Most companies are experiencing difficult times on the supply side. Containers are piling up on one side of the globe and are sorely lacking on the other. Delays are piling up, and variability is clearly at a maximum on the supply side.
Can our supply chains really be demand driven in this context? Does pull manufacturing still work? Shouldn’t we switch to a push mode and do what we can with the supplies we already have?
Do we have the right processes and tools to get through this time?
Supply chain managers, consultants and software editors have historically looked more at the demand side (sales forecasts) and demand variability (forecast reliability, safety stock algorithms) than at the supply side — at least since the end of the glorious thirty years.
There are some exceptions to this, for example in project-based supply chains (ETO), where managers are naturally more focused on supply-side variability than on quantity or requirement date drift. But still.
A company asked me recently: you advocate pull flow, but does it still work right now?
Pull Flow is Not Tight Flow
First, let’s go back to a common confusion. “Pull flow” means pacing our flows to real demand — consumption, firm orders. It doesn’t mean not having protections, in the form of stock, for example. The Demand Driven mantra of “Position, Protect and Pull” means positioning stocks, time buffers and capacity buffers; protecting the flow by sizing and adapting these buffers; and pulling the flow by real demand.
These buffers are investments, and it is up to us to size them correctly and adapt them to the circumstances. Is it time to reduce inventory targets when supply chains are long? Probably not…
Adapt Your Model with Pragmatism and Agility
The current situation requires the model to be adapted. That might mean increasing the red zones when we know that a flow is at risk.
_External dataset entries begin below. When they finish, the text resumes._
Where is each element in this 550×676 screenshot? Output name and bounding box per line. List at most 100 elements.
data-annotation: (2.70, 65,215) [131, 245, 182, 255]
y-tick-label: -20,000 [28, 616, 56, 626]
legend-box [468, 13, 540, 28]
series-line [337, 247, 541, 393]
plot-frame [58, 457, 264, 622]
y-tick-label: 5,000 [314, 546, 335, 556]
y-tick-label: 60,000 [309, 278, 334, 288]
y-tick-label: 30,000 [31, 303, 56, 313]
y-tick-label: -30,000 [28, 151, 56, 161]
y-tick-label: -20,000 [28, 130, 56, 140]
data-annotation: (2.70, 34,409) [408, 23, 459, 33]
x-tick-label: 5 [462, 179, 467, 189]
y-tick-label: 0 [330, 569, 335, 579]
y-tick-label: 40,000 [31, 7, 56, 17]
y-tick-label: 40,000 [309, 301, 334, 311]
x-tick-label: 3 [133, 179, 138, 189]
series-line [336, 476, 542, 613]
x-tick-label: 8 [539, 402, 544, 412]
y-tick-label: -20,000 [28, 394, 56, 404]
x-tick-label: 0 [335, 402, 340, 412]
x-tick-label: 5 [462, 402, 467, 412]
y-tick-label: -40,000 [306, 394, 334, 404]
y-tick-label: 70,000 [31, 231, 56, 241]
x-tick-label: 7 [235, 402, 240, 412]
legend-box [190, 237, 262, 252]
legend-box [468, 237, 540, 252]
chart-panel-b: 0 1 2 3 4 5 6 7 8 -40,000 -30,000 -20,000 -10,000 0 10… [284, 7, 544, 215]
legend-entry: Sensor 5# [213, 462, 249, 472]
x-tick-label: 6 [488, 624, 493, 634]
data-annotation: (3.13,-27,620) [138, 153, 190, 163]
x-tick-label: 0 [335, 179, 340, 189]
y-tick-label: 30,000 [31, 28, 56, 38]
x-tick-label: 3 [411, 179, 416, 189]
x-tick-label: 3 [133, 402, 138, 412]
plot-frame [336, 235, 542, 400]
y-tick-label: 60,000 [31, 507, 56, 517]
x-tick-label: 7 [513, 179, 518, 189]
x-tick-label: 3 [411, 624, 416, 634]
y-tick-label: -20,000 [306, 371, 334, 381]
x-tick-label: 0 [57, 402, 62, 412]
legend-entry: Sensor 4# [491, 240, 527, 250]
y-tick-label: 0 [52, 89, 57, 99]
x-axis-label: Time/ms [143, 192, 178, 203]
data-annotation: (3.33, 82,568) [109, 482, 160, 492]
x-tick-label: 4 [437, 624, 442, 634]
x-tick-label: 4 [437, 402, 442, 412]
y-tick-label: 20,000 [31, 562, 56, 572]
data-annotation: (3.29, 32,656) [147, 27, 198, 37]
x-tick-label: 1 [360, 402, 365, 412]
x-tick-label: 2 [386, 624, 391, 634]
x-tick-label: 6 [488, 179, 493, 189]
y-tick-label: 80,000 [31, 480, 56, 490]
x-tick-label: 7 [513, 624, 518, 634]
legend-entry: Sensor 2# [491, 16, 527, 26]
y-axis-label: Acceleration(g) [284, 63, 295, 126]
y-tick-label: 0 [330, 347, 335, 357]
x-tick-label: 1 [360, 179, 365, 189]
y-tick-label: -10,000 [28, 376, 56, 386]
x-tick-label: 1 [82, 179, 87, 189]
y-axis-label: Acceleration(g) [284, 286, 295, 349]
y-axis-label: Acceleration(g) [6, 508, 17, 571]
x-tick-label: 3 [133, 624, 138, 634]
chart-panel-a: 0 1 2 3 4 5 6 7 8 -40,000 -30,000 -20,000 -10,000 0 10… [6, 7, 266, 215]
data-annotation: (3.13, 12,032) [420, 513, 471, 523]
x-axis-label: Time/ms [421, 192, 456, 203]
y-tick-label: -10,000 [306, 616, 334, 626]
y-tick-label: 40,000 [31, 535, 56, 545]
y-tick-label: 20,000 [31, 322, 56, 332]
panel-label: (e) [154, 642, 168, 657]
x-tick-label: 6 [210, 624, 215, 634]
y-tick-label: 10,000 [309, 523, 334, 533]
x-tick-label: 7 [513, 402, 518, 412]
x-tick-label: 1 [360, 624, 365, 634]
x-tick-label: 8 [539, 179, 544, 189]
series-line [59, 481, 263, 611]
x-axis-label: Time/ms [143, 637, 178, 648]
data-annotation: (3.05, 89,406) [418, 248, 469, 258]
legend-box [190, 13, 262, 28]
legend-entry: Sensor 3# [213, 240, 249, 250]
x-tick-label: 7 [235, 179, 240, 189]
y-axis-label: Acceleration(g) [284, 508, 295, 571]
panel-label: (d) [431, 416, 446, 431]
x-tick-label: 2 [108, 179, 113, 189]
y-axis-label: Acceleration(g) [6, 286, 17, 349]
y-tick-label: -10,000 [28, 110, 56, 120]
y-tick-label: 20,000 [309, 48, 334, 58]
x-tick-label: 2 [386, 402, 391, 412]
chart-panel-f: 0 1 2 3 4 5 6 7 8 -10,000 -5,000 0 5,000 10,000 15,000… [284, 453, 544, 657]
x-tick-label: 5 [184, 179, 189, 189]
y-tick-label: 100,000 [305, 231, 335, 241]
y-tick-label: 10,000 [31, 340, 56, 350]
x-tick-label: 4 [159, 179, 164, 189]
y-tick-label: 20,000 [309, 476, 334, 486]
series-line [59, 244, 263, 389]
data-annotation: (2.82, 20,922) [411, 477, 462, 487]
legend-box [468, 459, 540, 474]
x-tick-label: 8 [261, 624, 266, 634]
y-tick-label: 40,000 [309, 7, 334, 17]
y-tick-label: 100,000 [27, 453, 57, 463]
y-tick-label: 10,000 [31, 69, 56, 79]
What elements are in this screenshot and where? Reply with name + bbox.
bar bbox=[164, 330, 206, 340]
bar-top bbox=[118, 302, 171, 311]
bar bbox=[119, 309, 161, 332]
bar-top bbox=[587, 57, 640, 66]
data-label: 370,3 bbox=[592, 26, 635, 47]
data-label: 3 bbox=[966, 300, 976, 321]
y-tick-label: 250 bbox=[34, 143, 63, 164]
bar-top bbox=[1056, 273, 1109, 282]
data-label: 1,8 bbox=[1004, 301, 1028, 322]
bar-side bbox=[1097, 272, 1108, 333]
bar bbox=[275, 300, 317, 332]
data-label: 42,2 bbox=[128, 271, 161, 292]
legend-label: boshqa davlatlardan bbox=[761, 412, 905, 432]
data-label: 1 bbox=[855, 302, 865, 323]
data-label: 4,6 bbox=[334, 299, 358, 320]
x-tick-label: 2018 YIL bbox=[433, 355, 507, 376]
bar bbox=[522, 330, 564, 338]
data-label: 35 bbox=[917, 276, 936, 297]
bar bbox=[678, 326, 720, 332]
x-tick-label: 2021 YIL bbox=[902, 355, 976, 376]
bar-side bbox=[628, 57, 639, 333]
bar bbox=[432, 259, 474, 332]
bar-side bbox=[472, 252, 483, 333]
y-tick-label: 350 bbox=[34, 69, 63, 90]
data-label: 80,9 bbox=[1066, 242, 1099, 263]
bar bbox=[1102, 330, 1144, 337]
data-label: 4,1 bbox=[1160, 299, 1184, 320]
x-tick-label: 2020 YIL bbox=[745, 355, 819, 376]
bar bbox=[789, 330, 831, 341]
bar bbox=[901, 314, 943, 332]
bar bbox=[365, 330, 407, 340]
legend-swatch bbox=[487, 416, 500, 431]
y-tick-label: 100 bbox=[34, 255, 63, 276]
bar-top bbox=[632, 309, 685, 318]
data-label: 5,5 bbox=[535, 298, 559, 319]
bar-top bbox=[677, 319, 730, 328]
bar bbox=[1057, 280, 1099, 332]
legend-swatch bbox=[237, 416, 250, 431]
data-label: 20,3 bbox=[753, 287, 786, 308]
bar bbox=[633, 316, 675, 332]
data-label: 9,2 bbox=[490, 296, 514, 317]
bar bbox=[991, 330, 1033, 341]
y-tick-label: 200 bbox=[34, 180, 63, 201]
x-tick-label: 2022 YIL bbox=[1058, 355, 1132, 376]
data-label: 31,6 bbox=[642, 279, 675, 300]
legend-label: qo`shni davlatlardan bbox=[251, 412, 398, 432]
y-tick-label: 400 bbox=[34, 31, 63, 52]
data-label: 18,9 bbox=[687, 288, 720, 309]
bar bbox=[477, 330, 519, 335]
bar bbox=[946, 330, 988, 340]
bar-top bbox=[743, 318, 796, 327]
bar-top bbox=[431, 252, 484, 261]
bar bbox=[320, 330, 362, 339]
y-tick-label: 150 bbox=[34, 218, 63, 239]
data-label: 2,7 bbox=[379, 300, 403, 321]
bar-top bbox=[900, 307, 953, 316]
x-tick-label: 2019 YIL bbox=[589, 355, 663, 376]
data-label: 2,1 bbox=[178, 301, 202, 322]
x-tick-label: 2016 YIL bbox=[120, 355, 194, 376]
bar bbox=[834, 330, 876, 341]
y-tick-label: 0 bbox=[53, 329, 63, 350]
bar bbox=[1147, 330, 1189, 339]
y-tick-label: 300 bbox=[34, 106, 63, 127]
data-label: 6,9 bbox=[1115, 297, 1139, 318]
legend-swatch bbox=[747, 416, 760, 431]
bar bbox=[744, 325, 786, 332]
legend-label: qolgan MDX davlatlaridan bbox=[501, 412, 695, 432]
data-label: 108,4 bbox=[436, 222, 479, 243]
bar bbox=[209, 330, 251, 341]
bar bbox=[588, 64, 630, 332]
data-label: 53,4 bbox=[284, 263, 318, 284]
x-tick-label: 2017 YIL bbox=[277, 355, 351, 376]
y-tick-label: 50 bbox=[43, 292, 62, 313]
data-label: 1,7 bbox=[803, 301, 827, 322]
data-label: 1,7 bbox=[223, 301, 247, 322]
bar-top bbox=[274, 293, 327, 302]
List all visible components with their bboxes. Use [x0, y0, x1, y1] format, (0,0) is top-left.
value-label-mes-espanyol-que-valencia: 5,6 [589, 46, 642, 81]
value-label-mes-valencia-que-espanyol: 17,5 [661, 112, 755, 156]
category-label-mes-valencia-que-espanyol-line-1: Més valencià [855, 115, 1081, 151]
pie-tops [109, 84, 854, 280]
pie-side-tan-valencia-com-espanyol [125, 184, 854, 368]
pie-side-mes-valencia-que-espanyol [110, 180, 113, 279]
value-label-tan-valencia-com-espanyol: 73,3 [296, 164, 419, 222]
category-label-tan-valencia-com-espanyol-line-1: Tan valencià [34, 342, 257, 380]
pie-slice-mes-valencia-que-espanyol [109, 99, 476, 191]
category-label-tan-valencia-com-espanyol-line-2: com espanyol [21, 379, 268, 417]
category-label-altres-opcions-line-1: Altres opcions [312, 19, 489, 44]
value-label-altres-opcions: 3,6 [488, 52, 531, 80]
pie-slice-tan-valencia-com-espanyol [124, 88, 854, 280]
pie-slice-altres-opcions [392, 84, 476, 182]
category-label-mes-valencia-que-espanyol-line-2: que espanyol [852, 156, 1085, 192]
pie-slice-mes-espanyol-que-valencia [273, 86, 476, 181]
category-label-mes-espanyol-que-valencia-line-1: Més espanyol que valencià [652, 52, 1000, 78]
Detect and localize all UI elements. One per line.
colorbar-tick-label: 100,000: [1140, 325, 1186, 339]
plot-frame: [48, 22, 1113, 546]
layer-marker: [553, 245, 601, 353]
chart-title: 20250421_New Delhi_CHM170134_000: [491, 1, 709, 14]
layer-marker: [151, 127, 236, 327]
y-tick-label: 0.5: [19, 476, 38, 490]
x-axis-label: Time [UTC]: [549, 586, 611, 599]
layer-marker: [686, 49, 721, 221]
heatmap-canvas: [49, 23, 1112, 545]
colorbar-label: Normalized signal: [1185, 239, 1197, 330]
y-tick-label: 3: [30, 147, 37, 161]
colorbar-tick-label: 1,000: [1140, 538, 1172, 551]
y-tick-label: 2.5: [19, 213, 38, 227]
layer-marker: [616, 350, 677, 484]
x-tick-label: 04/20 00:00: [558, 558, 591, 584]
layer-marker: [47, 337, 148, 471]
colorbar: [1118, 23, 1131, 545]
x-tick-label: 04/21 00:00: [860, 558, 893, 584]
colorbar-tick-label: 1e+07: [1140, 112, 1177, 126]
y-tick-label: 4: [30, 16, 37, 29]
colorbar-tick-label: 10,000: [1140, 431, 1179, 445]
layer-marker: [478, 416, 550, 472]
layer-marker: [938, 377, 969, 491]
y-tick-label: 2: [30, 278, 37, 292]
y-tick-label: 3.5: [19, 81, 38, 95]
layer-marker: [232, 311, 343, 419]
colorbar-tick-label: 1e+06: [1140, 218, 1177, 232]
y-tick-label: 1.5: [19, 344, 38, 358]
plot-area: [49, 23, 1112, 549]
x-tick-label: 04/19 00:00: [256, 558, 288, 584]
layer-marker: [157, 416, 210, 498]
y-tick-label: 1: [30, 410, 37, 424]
Maybe we need to temporarily supply larger lot sizes, if that can secure a flow. Perhaps spot orders should be placed with certain suppliers.
It’s also time to be more agile in collaboration between functions and with suppliers, and in adaptation. VW’s CEO recently expressed his admiration for Tesla, which was able to modify certain software in a few weeks to use different electronic chips to compensate for disruptions.
The Advantages of Pull Manufacturing
Pull flow means generating demand signals and priority sets as close as possible to the real needs of the market. We make decisions as late as possible (but not too late). By doing this, we ensure that we allocate our resources to the right priorities. If our resources — materials or capacities — are in short supply, what could be more important than not wasting them on the wrong products?
A basic principle of pull is to produce only what is needed. The temptation is sometimes great these days to produce what you can with what you have, “to keep people busy.” If it is relevant and validated in your S&OP to pull ahead requirements on certain products with a risk, formalize it well in the temporary adaptation of your buffers, and ensure a strict discipline. Nothing would be worse than wasting resources that are difficult to obtain.
Several of our customers — including some in the high-tech sector, which has been affected by the crisis in electronic components — can testify that on product lines that have been fully switched to DDMRP, customer service is much better and the flow is more stable in these periods of strong turbulence.
Nevertheless, the current period, dominated as it is by supply constraints, highlights the need for more sophisticated functionalities than those offered by many “DDMRP compliant” software packages on the market. Among the points of attention, we can mention the synchronization between material receipts and work centers capacity, the ability to promise reliable dates in MTO flows, the anticipation of medium-term shortage risks, efficient management by exception on large data sets, supplier collaboration, S&OP scenario management, etc. We have already integrated some of these advanced functionalities into our solutions, and we will continue to enrich them in the coming weeks, considering the situations encountered by our customers.
There is no secret. The best solution for an agile and resilient supply chain is to shorten lead times. It seems obvious, but it’s an obvious fact that has been ignored or underestimated for decades, in favor of a short-termist approach to unit costs, as evidenced by our supply chains collapsing due to a lack of containers and prices soaring due to a so-called stronger than expected recovery. If the lead times were not several months long, adapting to a recovery would not be a concern.
We can — we must — dream of a more local supply chain, with shorter lead times, infinitely more respectful of the environment, and militate / act at our level to move in this direction. Will this supply chain need to be managed in pull-flow? Absolutely!